Recently, the CZBioHub folk submitted a pull request to significantly change one of our core data structures so as to scale it better. (It's going to be merged soon!) Almost all of our review comments have focused on reviewing the code for understandability, rather than questioning the correctness - this is because the interface for this data structure is pretty well tested at a functional level. Since the tests pass, I'm not worried that the code is wrong.

What this overall approach lets us do is simultaneously work on multiple parts of the sourmash code base with some basic assurances that it will still work after all the merges are done.

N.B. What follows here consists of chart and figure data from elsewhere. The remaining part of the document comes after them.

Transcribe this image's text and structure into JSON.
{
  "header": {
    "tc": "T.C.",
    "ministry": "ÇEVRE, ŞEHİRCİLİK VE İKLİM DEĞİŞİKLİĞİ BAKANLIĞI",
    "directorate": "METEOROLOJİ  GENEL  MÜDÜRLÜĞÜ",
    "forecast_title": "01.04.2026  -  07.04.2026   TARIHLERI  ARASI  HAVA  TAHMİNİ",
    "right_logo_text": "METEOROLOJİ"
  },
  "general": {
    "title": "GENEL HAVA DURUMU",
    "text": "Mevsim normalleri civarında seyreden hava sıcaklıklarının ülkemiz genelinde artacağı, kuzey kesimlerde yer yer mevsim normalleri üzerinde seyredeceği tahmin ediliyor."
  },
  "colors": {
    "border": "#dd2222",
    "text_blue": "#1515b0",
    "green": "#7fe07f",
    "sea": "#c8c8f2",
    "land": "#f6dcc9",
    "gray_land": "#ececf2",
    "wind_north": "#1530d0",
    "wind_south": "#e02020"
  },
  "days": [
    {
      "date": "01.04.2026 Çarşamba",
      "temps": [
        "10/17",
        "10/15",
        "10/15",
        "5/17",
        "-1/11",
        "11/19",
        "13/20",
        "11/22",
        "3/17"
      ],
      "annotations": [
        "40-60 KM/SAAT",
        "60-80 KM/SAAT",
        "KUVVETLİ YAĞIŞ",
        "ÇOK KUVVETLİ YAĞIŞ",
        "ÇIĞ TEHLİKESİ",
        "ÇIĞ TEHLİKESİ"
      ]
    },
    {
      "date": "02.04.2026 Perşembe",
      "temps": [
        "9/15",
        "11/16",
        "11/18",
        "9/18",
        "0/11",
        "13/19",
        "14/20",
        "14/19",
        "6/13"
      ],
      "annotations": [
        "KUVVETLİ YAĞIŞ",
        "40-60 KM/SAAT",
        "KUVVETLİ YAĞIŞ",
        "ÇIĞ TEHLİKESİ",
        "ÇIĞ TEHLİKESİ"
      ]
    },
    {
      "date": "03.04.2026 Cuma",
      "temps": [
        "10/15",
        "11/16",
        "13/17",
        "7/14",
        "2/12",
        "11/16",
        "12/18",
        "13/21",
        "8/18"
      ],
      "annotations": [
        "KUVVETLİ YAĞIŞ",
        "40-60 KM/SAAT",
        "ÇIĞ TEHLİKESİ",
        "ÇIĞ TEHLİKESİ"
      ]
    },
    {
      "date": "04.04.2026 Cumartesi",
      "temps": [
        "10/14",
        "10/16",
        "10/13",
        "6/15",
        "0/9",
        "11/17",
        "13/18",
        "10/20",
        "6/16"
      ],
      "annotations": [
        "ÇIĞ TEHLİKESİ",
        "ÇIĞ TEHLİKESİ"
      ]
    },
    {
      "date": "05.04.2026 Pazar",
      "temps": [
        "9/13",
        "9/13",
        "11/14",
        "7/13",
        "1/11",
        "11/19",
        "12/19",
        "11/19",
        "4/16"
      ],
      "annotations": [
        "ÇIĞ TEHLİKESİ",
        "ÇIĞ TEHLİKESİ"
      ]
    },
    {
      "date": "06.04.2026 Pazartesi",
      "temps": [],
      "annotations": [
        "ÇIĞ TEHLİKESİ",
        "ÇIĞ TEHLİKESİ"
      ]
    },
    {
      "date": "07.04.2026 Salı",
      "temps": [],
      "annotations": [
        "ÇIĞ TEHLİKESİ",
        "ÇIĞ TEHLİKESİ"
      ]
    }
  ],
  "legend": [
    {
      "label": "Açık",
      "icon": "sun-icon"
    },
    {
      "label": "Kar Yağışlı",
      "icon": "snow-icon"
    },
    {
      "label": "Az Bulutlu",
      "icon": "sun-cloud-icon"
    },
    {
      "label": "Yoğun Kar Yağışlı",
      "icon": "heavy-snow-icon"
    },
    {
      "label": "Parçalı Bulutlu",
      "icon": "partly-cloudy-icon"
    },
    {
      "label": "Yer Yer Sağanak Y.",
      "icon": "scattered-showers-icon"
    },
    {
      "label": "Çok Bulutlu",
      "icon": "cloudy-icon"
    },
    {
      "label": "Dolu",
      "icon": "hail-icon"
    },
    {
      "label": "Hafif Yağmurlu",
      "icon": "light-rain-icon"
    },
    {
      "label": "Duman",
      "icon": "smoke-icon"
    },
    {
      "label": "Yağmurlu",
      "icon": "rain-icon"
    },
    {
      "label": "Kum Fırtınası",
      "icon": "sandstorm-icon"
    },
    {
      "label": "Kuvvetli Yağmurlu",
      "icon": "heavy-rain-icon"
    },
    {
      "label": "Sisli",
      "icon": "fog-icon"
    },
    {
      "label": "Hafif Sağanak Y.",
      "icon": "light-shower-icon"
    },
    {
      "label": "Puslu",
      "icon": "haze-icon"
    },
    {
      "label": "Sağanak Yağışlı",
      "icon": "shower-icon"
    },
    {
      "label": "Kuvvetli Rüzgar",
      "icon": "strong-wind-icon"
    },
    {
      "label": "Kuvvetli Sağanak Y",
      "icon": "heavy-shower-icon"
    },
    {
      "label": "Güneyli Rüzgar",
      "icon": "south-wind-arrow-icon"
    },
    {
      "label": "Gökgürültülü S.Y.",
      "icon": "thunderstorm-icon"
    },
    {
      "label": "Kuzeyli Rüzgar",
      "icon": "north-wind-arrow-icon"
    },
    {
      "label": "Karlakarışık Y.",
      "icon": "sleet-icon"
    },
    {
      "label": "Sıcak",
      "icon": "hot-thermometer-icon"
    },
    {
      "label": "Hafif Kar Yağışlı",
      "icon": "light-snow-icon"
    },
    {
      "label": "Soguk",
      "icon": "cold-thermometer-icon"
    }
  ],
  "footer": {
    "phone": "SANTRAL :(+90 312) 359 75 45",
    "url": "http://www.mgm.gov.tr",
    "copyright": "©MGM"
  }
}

Distribute via (bio)conda, install via environments

Installation for end users is hard. I've spent many, many years writing installation tutorials. Conda just solves this, and is our go-to approach now for supporting user installs.

Conda software installation is awesome and awesomely simple. Even when software isn't yet packaged for conda install (like spacegraphcats, which is research-y enough that I haven't bothered) you can still install it that way -- see the pip commands, here.

Put everything in issues

You can find most design decisions, feature requests, and long-term musings for sourmash in our issue tracker. This is where we discuss almost everything, and it's our primary help forum as well. Having a one-stop shop that ties together design, bugs, code reviews, and documentation updates is really nice. We even try to archive slack conversations there!

Concluding thoughts

Academic workflow and software development is a tricky business. We operate in slow moving and severely resource-constrained environments, with a constant influx of people who have a variety of experience, to solve problems that are often poorly understood in the beginning (and maybe at the end). The practices above have been developed for a small lab and are battle-tested over a decade and more.

While your mileage may vary in terms of tools and approaches, I've seen convergence across the social-media enabled biological data science community to similar practices. This suggests these practices solve real problems that are being experienced by multiple labs. Moreover, we're developing a solid community of practice in not only using these approaches but also teaching them to new trainees. Huzzah!

--titus

(Special thanks go to the USDA, the NIH, and the Moore Foundation for funding so much of our software development!)